Gli schiavi catturati nell'entroterra o comprati dai capi villaggio venivano incatenati in lunghissime file, per impedirne la fuga, e venivano costretti ad una lunga e terribile camminata verso la costa, diretti verso i porti più vicini. I maggiori punti di imbarco per gli schiavi neri erano, in Africa occidentale, Sao Jorge da Mina (alias Elmina), Luanda (attuale Angola), e Porto Seguro o Ouidah (nella «Costa degli Schiavi», il moderno Togo e Benin),e da qui potevano essere spediti in Brasile, a Sao Salvador de Bahia de todos os Santos, a Cuba, Haiti, Santo Domingo, Cartagena de las Indias (attuale Colombia) e Annapolis, nel Maryland. Ovviamente anche alcune città europee, come Lisbona, si erano attrezzate per trasformarsi in veri e propri magazzini umani, incrementando vistosamente le proprie risorse economiche. Le cifre che sono giunte fino a noi sono veramente altissime: gli schiavi sbarcati oltreoceano tra il 1501 e il 1888 furono circa 9.475.00. E se si conta che circa il sessanta per cento di loro moriva durante la traversata...
"Pian piano si tastò il polso e la caviglia destra stretti da un cerchio di ferro. Sanguinavano. Tirò leggermente la catena; doveva esser collegata al polso ed alla caviglia sinistra dell'uomo con il quale poco prima aveva lottato. Alla sua sinistra era disteso un uomo incatenato a lui per le caviglie, che gemeva di continuo. Stavano così stretti che al minimo movimento si urtavano a vicenda. Con più cautela Kunta cercò allora di sollevarsi, ma non c'era nemmeno lo spazio sufficiente per stare seduto (...) Ascoltò invece le grida ed i lamenti che gli risuonavano intorno. Dovevano esserci molti uomini lì con lui, nell'oscurità: alcuni vicini, altri un po' più lontani, ma tutti in un'unica stanza, se era una stanza. Aguzzando le orecchie percepì altre voci, attutite, provenienti dal basso: da sotto il tavolino viscido sul quale era disteso."
Questo brano, tratto dal libro "Radici" di Alex Haley, rende molto bene la condizione degli schiavi sulle navi negriere. Questo viaggio tormentoso verso l'America iniziava su vecchie carrette stipate fino all'inverosimile, che spesso si sfasciavano dopo appena qualche chilometro di navigazione, dove gli schiavi venivano ammassati in locali non più altri di un metro e mezzo, quasi privi di aria e luce.
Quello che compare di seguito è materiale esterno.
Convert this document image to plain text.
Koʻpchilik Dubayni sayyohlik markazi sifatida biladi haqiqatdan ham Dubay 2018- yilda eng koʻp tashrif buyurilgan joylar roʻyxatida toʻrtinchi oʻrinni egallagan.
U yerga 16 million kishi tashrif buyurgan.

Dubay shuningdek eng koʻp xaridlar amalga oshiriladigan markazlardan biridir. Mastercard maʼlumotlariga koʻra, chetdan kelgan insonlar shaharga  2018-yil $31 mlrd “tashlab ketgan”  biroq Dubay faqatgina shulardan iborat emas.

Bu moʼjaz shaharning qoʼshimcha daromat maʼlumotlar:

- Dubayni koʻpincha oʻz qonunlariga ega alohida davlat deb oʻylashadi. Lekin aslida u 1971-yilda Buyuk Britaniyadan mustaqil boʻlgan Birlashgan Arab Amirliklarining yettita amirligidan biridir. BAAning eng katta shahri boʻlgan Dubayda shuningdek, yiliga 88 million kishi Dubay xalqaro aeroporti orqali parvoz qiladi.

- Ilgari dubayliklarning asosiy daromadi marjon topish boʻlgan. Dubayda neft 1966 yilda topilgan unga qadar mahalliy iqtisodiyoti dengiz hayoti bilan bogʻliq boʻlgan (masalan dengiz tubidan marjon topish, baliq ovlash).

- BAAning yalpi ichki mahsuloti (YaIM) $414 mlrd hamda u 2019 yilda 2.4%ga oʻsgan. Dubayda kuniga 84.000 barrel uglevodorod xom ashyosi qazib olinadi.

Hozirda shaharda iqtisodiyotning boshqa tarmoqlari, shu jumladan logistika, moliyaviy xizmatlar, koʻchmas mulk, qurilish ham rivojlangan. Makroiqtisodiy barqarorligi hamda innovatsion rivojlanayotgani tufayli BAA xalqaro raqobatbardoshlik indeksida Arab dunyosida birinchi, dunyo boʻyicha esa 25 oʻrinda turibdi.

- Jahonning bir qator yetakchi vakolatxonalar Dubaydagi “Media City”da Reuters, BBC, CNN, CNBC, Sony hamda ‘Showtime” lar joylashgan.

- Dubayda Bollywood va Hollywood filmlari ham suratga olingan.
Qui, nudi e incatenati a due a due, compivano traversate che potevano durare anche due o tre mesi. La mortalità era altissima. Molti si ammalavano per il sudiciume, la facilità di contagio, l'alimentazione inadatta. Altri, spinti dalla disperazione, si suicidavano buttandosi in acqua. Ma venivano anche gettati in mare quando i viveri cominciavano a scarseggiare. Ancora oggi, le ricerche scientifiche dimostrano che le rotte più seguite dagli squali per le loro migrazioni corrispondono perfettamente a quelle dei cargo negrieri dei secoli scorsi.